With the help of Steele, co-founder of the Student Nonviolent Coordinating Committee, Diane Nash and professors of law at Syracuse University Janis McDonald and Paula Johnson, Henry's family has launched an independent investigation into his death. An autopsy, to be conducted in Florida, was paid for by anonymous donors. McDonald highlighted the importance of a full investigation, saying,
"At a time when the nation is focused on the terrible circumstances of the brutal death of Sandra Bland, it is critical to expose the many ways in which Black Americans, Native Americans, and other minorities are being arrested for minor charges and end up dead in jail cells."

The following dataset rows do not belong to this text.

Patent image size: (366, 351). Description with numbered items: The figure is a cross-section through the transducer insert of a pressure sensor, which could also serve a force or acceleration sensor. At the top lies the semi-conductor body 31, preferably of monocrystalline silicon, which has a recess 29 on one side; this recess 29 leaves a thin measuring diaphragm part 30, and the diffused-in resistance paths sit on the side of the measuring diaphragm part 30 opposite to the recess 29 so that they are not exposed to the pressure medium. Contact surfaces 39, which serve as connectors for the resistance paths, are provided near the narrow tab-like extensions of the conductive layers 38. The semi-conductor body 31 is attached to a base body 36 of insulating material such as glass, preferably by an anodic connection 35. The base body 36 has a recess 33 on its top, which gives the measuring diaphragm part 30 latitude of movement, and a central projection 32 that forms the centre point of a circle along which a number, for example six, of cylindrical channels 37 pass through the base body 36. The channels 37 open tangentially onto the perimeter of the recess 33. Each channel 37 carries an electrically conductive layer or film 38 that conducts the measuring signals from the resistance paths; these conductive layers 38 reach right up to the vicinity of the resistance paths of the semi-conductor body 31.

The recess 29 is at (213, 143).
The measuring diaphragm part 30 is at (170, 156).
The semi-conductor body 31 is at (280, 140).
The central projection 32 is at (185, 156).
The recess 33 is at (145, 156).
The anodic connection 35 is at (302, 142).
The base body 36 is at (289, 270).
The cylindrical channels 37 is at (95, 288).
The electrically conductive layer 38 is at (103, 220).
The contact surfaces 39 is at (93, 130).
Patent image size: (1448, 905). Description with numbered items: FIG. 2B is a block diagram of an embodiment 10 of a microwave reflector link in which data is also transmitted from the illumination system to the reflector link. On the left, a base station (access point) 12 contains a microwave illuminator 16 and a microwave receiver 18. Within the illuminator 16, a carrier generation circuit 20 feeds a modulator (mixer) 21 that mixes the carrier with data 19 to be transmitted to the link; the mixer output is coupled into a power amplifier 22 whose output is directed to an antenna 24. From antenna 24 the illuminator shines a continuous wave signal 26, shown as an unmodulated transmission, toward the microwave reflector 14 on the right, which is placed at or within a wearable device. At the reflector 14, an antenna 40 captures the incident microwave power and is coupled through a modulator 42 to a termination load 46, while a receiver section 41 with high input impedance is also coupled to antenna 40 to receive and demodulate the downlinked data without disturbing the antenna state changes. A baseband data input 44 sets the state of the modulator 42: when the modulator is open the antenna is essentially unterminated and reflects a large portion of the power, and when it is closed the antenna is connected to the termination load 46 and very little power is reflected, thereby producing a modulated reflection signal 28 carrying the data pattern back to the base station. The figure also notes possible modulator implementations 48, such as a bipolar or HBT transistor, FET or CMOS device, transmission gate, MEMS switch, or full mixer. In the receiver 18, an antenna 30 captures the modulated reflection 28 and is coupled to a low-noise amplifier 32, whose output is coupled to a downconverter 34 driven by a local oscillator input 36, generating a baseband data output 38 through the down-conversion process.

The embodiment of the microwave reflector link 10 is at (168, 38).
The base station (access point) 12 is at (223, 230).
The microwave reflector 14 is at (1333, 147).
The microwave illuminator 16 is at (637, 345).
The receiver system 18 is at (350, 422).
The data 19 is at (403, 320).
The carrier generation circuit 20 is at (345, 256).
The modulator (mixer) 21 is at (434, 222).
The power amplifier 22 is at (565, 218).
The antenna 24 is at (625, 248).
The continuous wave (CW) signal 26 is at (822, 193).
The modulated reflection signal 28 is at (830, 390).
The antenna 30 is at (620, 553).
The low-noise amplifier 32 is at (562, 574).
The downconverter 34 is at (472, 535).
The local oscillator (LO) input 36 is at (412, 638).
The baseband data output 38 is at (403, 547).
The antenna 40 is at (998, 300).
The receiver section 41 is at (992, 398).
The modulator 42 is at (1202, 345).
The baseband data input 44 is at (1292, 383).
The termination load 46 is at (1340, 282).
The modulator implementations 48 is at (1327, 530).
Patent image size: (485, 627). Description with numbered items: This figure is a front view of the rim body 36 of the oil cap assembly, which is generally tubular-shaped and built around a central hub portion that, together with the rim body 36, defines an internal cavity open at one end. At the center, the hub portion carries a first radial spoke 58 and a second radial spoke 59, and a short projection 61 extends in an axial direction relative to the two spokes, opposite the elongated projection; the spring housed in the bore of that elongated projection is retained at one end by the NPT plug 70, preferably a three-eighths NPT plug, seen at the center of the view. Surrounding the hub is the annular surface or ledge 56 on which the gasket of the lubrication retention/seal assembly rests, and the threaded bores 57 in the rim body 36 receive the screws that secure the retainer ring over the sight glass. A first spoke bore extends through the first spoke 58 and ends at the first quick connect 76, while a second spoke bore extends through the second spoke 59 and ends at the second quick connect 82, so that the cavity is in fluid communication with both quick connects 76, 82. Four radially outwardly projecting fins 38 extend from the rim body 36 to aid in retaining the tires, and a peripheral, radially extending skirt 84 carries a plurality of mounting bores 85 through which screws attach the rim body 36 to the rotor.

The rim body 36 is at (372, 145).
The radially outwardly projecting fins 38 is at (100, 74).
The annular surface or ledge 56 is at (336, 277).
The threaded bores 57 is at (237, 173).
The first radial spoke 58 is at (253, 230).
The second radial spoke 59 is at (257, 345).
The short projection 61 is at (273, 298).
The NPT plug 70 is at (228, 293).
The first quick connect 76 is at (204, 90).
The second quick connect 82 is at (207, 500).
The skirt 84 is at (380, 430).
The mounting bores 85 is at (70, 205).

Henry was arrested on July 9 for failure to pay a fine resulting from a minor traffic infraction. He died on July 14, having spent the last 5 days incarcerated. Details about the circumstances surrounding his incarceration, such as the amount of the fine and the length of the jail sentence, are frustratingly scarce. His death has drawn comparisons to Sandra Bland, with many pointing out that both were activists jailed for minor infractions.
Those who suspect the police of murder aren't overreacting. The Center on Juvenile and Criminal Justice released a report last year entitled "Who Are Police Killing?" The report breaks down killings by police offers into age ranges and racial groups. The report found that the "racial groups most likely to be killed by law enforcement is Native Americans, followed by African Americans, Latinos, Whites, and Asian Americans". Native Americans make up only 0.8% of the population, yet they "are killed by police at a rate higher than any other demographic in the country".
There have been no official results released from the police in Henry's death. His family will make the results of their independent investigation public when available.